L’étymologie reflète d’ailleurs bien cet aspect, puisqu’en égyptien ancien, ce lieu fut appelé Noubet, "Celle de l’Or", qui fut traduit Ombos en grec, pour finalement devenir Kom Ombo.
Architecture et cultes
La singularité de ce site est autant architecturale que religieuse. Le complexe présente un plan quasi unique en Égypte : il est constitué de deux temples réunis, car
consacrés simultanément à deux divinités principales. La partie sud était dédiée au dieu faucon Horus l’Ancien (Haroéris) et la partie nord au dieu crocodile Sobek.
Le temple dispose d’ailleurs d’une porte d’entrée et d’un sanctuaire pour chacune de ces deux divinités. Leur culte était complémentaire : Haroéris, dieu hiéracocéphale,
était un dieu aérien, solaire ; le dieu Sobek, dieu crocodile, était une entité terrestre et aquatique. Cette dualité, exprimée par des concepts religieux complexes,
symbolisait les puissances créatrices divines et le retour perpétuel des cycles de la vie mais surtout, le maintien d’un équilibre, tant dans le monde matériel que dans le monde spirituel.
L'histoire
Ce temple a été bâti à l’époque ptolémaïque et romaine sur des édifices religieux datant du règne d’Aménophis Ier et de Thoutmosis III. Plus de mille ans plus tard,
le temple sera reconstruit à l’époque de Ptolémée VI. Il fut ensuite entouré d’une enceinte de briques crues qui s’ouvrait à l’extérieur, par une porte monumentale,
construite par Ptolémée XIII.
Crocodiles et scalpels
À l’époque romaine, la décoration fut complétée sous les empereurs Tibère, Claude et Domitien mais, les travaux ne furent cependant jamais complètement achevés.

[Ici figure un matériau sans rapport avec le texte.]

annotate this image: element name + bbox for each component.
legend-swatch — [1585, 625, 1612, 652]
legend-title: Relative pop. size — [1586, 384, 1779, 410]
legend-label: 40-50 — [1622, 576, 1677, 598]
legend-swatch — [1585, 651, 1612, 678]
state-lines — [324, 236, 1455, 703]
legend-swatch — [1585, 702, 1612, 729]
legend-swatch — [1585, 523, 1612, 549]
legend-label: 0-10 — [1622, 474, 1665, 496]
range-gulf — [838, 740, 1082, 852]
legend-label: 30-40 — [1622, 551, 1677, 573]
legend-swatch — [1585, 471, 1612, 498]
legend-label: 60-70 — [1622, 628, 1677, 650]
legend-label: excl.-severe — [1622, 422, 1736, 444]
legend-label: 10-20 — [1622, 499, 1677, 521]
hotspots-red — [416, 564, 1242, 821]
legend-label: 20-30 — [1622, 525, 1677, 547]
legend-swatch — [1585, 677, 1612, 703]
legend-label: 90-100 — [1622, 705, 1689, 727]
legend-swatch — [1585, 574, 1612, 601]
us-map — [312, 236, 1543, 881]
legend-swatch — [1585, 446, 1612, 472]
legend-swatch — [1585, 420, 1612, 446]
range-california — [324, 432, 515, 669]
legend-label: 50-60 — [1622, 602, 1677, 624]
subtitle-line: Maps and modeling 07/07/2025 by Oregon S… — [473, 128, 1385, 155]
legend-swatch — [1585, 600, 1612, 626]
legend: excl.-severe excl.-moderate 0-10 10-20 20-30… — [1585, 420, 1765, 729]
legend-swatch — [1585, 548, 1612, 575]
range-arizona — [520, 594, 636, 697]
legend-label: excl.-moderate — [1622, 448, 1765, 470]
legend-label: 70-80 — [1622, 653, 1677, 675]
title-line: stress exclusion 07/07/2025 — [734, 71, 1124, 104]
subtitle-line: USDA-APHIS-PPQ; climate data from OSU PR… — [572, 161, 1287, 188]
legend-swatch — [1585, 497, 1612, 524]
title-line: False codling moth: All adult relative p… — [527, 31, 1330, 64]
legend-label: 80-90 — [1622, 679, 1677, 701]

Une petite chapelle dédiée à la déesse Hathor, accolée à la façade nord du temple, fut édifiée sous l’empereur Domitien. En bon état de conservation, elle abrite aujourd’hui
des momies de crocodiles provenant d’une nécropole voisine. À partir de cette époque, le temple servit aussi de centre médical, comme l’atteste la célèbre représentation
d’une "trousse de chirurgien", sur la paroi d’un des murs du temple. Elle figure des ciseaux, scalpels, sondes, spatules, crochets et ventouses qui étaient offerts au dieu Sobek,
mais qui pour nous, témoignent de la diversité de l’instrumentation médicale de cette époque.